Menlu Tiongkok Bicara Tentang Uighur, Hong Kong dan Taiwan

Beijing, IDN Times - Pada hari Minggu, 7 Maret Menteri Luar Negeri Tiongkok Wang Yi melakukan konferensi pers tahunannya di Kongres Rakyat Nasional di Beijing. Dalam kongres tersebut Wang Yi membahas berbagai hal sensitif terkait Tiongkok, beberapa di antaranya tentang etnis Uighur di Xinjiang, Taiwan yang dianggap merupakan bagian dari wilayah Tiongkok dan mengenai Hong Kong.

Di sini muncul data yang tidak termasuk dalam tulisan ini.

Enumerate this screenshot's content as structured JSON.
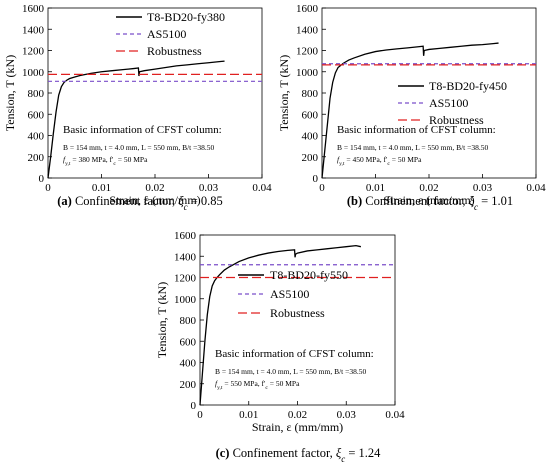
{
  "colors": {
    "curve": "#000000",
    "as5100": "#7b4fc9",
    "robustness": "#e02020",
    "axis": "#000000"
  },
  "info_title": "Basic information of CFST column:",
  "info_geom": "B = 154 mm, t = 4.0 mm, L = 550 mm, B/t =38.50",
  "chart_data": [
    {
      "type": "line",
      "id": "a",
      "xlabel": "Strain, ε (mm/mm)",
      "ylabel": "Tension, T (kN)",
      "xlim": [
        0,
        0.04
      ],
      "ylim": [
        0,
        1600
      ],
      "xticks": [
        "0",
        "0.01",
        "0.02",
        "0.03",
        "0.04"
      ],
      "yticks": [
        "0",
        "200",
        "400",
        "600",
        "800",
        "1000",
        "1200",
        "1400",
        "1600"
      ],
      "grid": false,
      "legend_position": "top-right",
      "series": [
        {
          "name": "T8-BD20-fy380",
          "style": "solid",
          "x": [
            0,
            0.0005,
            0.001,
            0.0015,
            0.002,
            0.0025,
            0.003,
            0.0035,
            0.004,
            0.005,
            0.006,
            0.008,
            0.01,
            0.012,
            0.014,
            0.016,
            0.0169,
            0.017,
            0.0171,
            0.018,
            0.02,
            0.022,
            0.024,
            0.026,
            0.028,
            0.03,
            0.032,
            0.033
          ],
          "y": [
            0,
            200,
            420,
            620,
            780,
            860,
            900,
            920,
            935,
            950,
            965,
            985,
            1000,
            1010,
            1020,
            1030,
            1035,
            960,
            1000,
            1010,
            1025,
            1040,
            1055,
            1065,
            1075,
            1085,
            1095,
            1100
          ]
        },
        {
          "name": "AS5100",
          "style": "dashed",
          "x": [
            0,
            0.04
          ],
          "y": [
            910,
            910
          ]
        },
        {
          "name": "Robustness",
          "style": "longdash",
          "x": [
            0,
            0.04
          ],
          "y": [
            975,
            975
          ]
        }
      ],
      "info_strength": "f_y,t = 380 MPa, f'_c = 50 MPa",
      "caption": {
        "label": "(a)",
        "text": "Confinement factor,",
        "xi": "ξ",
        "sub": "c",
        "value": "= 0.85"
      }
    },
    {
      "type": "line",
      "id": "b",
      "xlabel": "Strain, ε (mm/mm)",
      "ylabel": "Tension, T (kN)",
      "xlim": [
        0,
        0.04
      ],
      "ylim": [
        0,
        1600
      ],
      "xticks": [
        "0",
        "0.01",
        "0.02",
        "0.03",
        "0.04"
      ],
      "yticks": [
        "0",
        "200",
        "400",
        "600",
        "800",
        "1000",
        "1200",
        "1400",
        "1600"
      ],
      "grid": false,
      "legend_position": "right",
      "series": [
        {
          "name": "T8-BD20-fy450",
          "style": "solid",
          "x": [
            0,
            0.0005,
            0.001,
            0.0015,
            0.002,
            0.0025,
            0.003,
            0.0035,
            0.004,
            0.005,
            0.006,
            0.008,
            0.01,
            0.012,
            0.014,
            0.016,
            0.018,
            0.0189,
            0.019,
            0.0191,
            0.02,
            0.022,
            0.024,
            0.026,
            0.028,
            0.03,
            0.032,
            0.033
          ],
          "y": [
            0,
            250,
            500,
            750,
            900,
            990,
            1040,
            1060,
            1080,
            1110,
            1130,
            1165,
            1190,
            1205,
            1215,
            1225,
            1235,
            1240,
            1150,
            1200,
            1210,
            1220,
            1230,
            1240,
            1250,
            1255,
            1265,
            1270
          ]
        },
        {
          "name": "AS5100",
          "style": "dashed",
          "x": [
            0,
            0.04
          ],
          "y": [
            1075,
            1075
          ]
        },
        {
          "name": "Robustness",
          "style": "longdash",
          "x": [
            0,
            0.04
          ],
          "y": [
            1065,
            1065
          ]
        }
      ],
      "info_strength": "f_y,t = 450 MPa, f'_c = 50 MPa",
      "caption": {
        "label": "(b)",
        "text": "Confinement factor,",
        "xi": "ξ",
        "sub": "c",
        "value": "= 1.01"
      }
    },
    {
      "type": "line",
      "id": "c",
      "xlabel": "Strain, ε (mm/mm)",
      "ylabel": "Tension, T (kN)",
      "xlim": [
        0,
        0.04
      ],
      "ylim": [
        0,
        1600
      ],
      "xticks": [
        "0",
        "0.01",
        "0.02",
        "0.03",
        "0.04"
      ],
      "yticks": [
        "0",
        "200",
        "400",
        "600",
        "800",
        "1000",
        "1200",
        "1400",
        "1600"
      ],
      "grid": false,
      "legend_position": "right",
      "series": [
        {
          "name": "T8-BD20-fy550",
          "style": "solid",
          "x": [
            0,
            0.0005,
            0.001,
            0.0015,
            0.002,
            0.0025,
            0.003,
            0.0035,
            0.004,
            0.005,
            0.006,
            0.008,
            0.01,
            0.012,
            0.014,
            0.016,
            0.018,
            0.0194,
            0.0195,
            0.0196,
            0.02,
            0.022,
            0.024,
            0.026,
            0.028,
            0.03,
            0.032,
            0.033
          ],
          "y": [
            0,
            300,
            600,
            850,
            1020,
            1120,
            1170,
            1200,
            1225,
            1270,
            1300,
            1350,
            1385,
            1410,
            1430,
            1445,
            1455,
            1460,
            1390,
            1420,
            1430,
            1450,
            1460,
            1470,
            1480,
            1490,
            1500,
            1490
          ]
        },
        {
          "name": "AS5100",
          "style": "dashed",
          "x": [
            0,
            0.04
          ],
          "y": [
            1320,
            1320
          ]
        },
        {
          "name": "Robustness",
          "style": "longdash",
          "x": [
            0,
            0.04
          ],
          "y": [
            1200,
            1200
          ]
        }
      ],
      "info_strength": "f_y,t = 550 MPa, f'_c = 50 MPa",
      "caption": {
        "label": "(c)",
        "text": "Confinement factor,",
        "xi": "ξ",
        "sub": "c",
        "value": "= 1.24"
      }
    }
  ]
}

1. Tiongkok telah menghadapi tuduhan genosida terhadap Etnis Uighur
Melansir dari BBC, Tiongkok telah lama dituduh melakukan sterilisasi paksa terhadap etnis Uighur di Xinjiang yang mayoritas beragama Islam. Uighur di Xinjiang banyak yang ditahan di kamp-kamp pendidikan, yang disebut tempat pelatihan kejuruan dan bertujuan untuk memberantas ekstremisme. Dalam investigasi BBC menunjukkan bahwa orang Uighur telah melakukan kerja paksa dan dan menduga adanya pemerkosaan dan penyiksaan sistematis. Karena laporan itu BBC dilarang melakukan siaran di Tiongkok. AS pernah menggambarkan perlakuan terhadap Uighur di Xinjiang sebagai genosida, seperti yang dilakukan oleh parlemen Kanada dan Belanda.
Wang Yi menyampaikan dalam konferensi pers bahwa anggapan dari banyak negara tentang adanya genosida terhadap etnis Uighur adalah salah. Dia menyarankan agar orang berkunjung ke Xinjiang untuk mengetahui kebenarannya.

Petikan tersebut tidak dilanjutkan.